As we continue to unravel the cellular and molecular mechanism responsible for carcinogenesis and its relation to infection with HPV, targeted strategies for prevention and treatment of the disease will become a reality. These strategies may affect gene regulation or protein expression or they may exploit Immoral and cell mediated immunity to affect prevention and rejection of tumorsis.

Herpes Genitalis

In the United Kingdom the incidence of genital herpes is increasing. An increase of over 21 per cent was observed from the year 1982 -1983.

Genital herpes is usually caused by Herpes simplex virus type 2(HSV-2) and for less frequently by Herpes simplex virus type 1(HSV-1). Following the primary episode, the virus persists in the presacral-ganglia in a latent form and may be reactivated to cause recurrent infections. Genital herpes is potentially a far more serious condition in women than men because of the risk of their transmitting the infections to their infants, the suggestion that the virus is directly or indirectly a cause of cervical carcinoma and, least important, the greater severity of the primary attack.

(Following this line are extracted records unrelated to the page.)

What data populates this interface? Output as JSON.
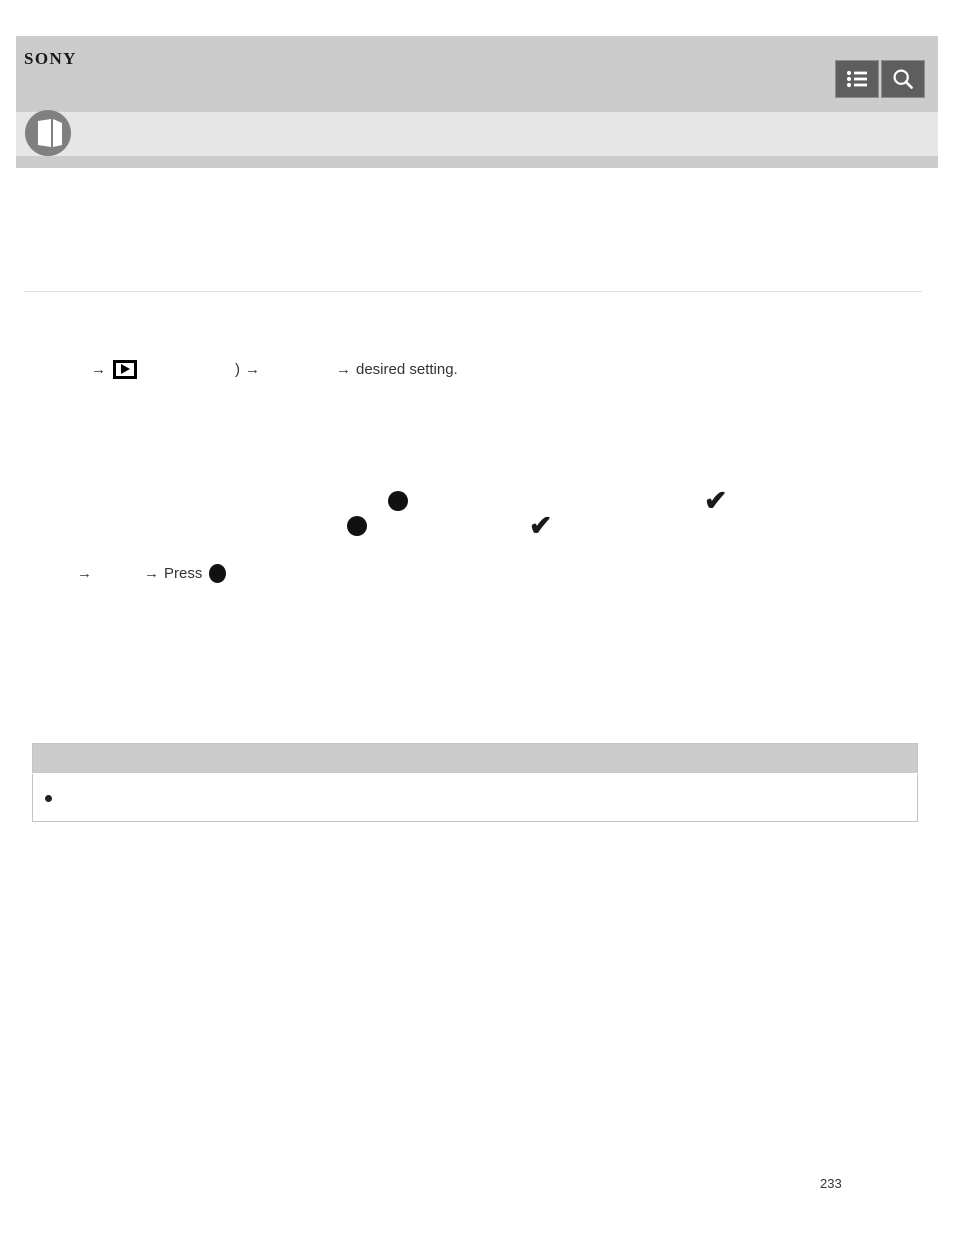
{
  "header": {
    "brand": "SONY",
    "menu_icon": "list-menu-icon",
    "search_icon": "search-icon",
    "menu_label": "",
    "search_label": ""
  },
  "breadcrumb": {
    "badge_icon": "open-book-icon",
    "text": ""
  },
  "page": {
    "title": "",
    "intro": "",
    "section_heading": "",
    "page_number": "233"
  },
  "instruction_1": {
    "arrow_1": "→",
    "playback_icon": "playback-mode-icon",
    "blank_a": "",
    "paren": ")",
    "arrow_2": "→",
    "blank_b": "",
    "arrow_3": "→",
    "tail": "desired setting."
  },
  "instruction_2": {
    "blank_c": "",
    "arrow_1": "→",
    "blank_d": "",
    "arrow_2": "→",
    "press_label": "Press",
    "press_icon": "center-button-dot-icon"
  },
  "body": {
    "para_a": "",
    "para_b": "",
    "para_c": ""
  },
  "marks": {
    "dot_1": "center-button-dot-icon",
    "dot_2": "center-button-dot-icon",
    "check_1": "checkmark-icon",
    "check_2": "checkmark-icon",
    "check_glyph": "✔"
  },
  "table": {
    "header_cell": "",
    "body_bullet_icon": "bullet-icon",
    "body_cell": ""
  },
  "colors": {
    "header_band": "#cccccc",
    "breadcrumb_band": "#e6e6e6",
    "button_fill": "#5e5e5e",
    "table_header": "#cccccc",
    "divider": "#e0e0e0",
    "text": "#333333"
  }
}
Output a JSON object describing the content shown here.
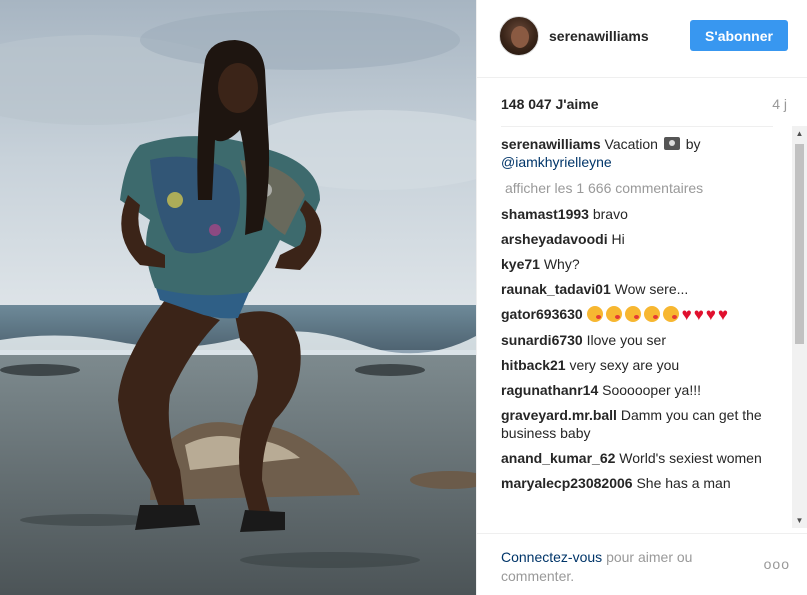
{
  "post": {
    "image_alt": "Photo",
    "header": {
      "username": "serenawilliams",
      "follow_label": "S'abonner"
    },
    "likes": "148 047 J'aime",
    "time": "4 j",
    "caption": {
      "user": "serenawilliams",
      "text_before": "Vacation",
      "text_after": "by",
      "mention": "@iamkhyrielleyne"
    },
    "load_more": "afficher les 1 666 commentaires",
    "comments": [
      {
        "user": "shamast1993",
        "text": "bravo"
      },
      {
        "user": "arsheyadavoodi",
        "text": "Hi"
      },
      {
        "user": "kye71",
        "text": "Why?"
      },
      {
        "user": "raunak_tadavi01",
        "text": "Wow sere..."
      },
      {
        "user": "gator693630",
        "text": ""
      },
      {
        "user": "sunardi6730",
        "text": "Ilove you ser"
      },
      {
        "user": "hitback21",
        "text": "very sexy are you"
      },
      {
        "user": "ragunathanr14",
        "text": "Soooooper ya!!!"
      },
      {
        "user": "graveyard.mr.ball",
        "text": "Damm you can get the business baby"
      },
      {
        "user": "anand_kumar_62",
        "text": "World's sexiest women"
      },
      {
        "user": "maryalecp23082006",
        "text": "She has a man"
      }
    ],
    "footer": {
      "login_link": "Connectez-vous",
      "login_text": "pour aimer ou commenter.",
      "more_options": "ooo"
    }
  },
  "colors": {
    "accent": "#3897f0",
    "link": "#003569",
    "heart": "#e0102e"
  }
}
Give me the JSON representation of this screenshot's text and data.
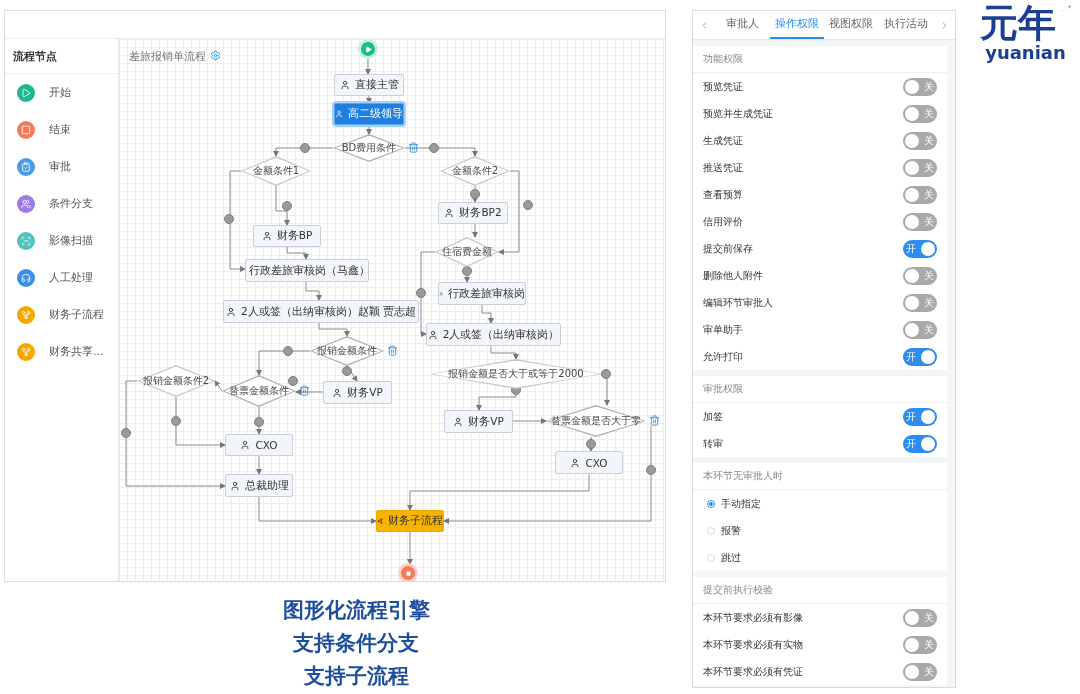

Genital herpes is transmitted by sexual intercourse. The danger period for infection is still considerable after the painful lesions become painless and the patient is assumed to be non-infectious, yet virus shedding may continue for up to two weeks. Asymptomatic shedding of virus from the cervix has been found especially in prostitutes who may form an infectious reservoir of HSV-2 infection. An infected mother can transmit herpes to the neonate during delivery.

The lesion starts as a patch of erythema followed rapidly by one or several groups of papules or vesicles which break down to form shallow ulcers.

These crust over and after separation of the crust usually heal without recurring. The lesions are painful and irritating - an important diagnostic feature. Regional tender inguinal lymphadenopathy is associated with the primary attack but rare in recurrences. Symptoms include urethral or vaginal discharge, perianal pain, dysuria, rectal pain, tenesmus, itching, constipation and rectal discharge. One of the most frustrating aspect of genital HSV infections is the tendency for recurrence in nearly all patients. Isolation of HSV by tissue culture of vesicles (ideally 24-48 hr old) remains the most definitive form of diagnosis.

Microscopic examination of scrapings, from lesions using Giemsa or Wright's stain (RXZNCK test) may be used to show the characteristic cellular morphology of HSV infection. Serologic tests are helpful only in primary infections, since antibody titer remain relatively unchanged during recurrent disease.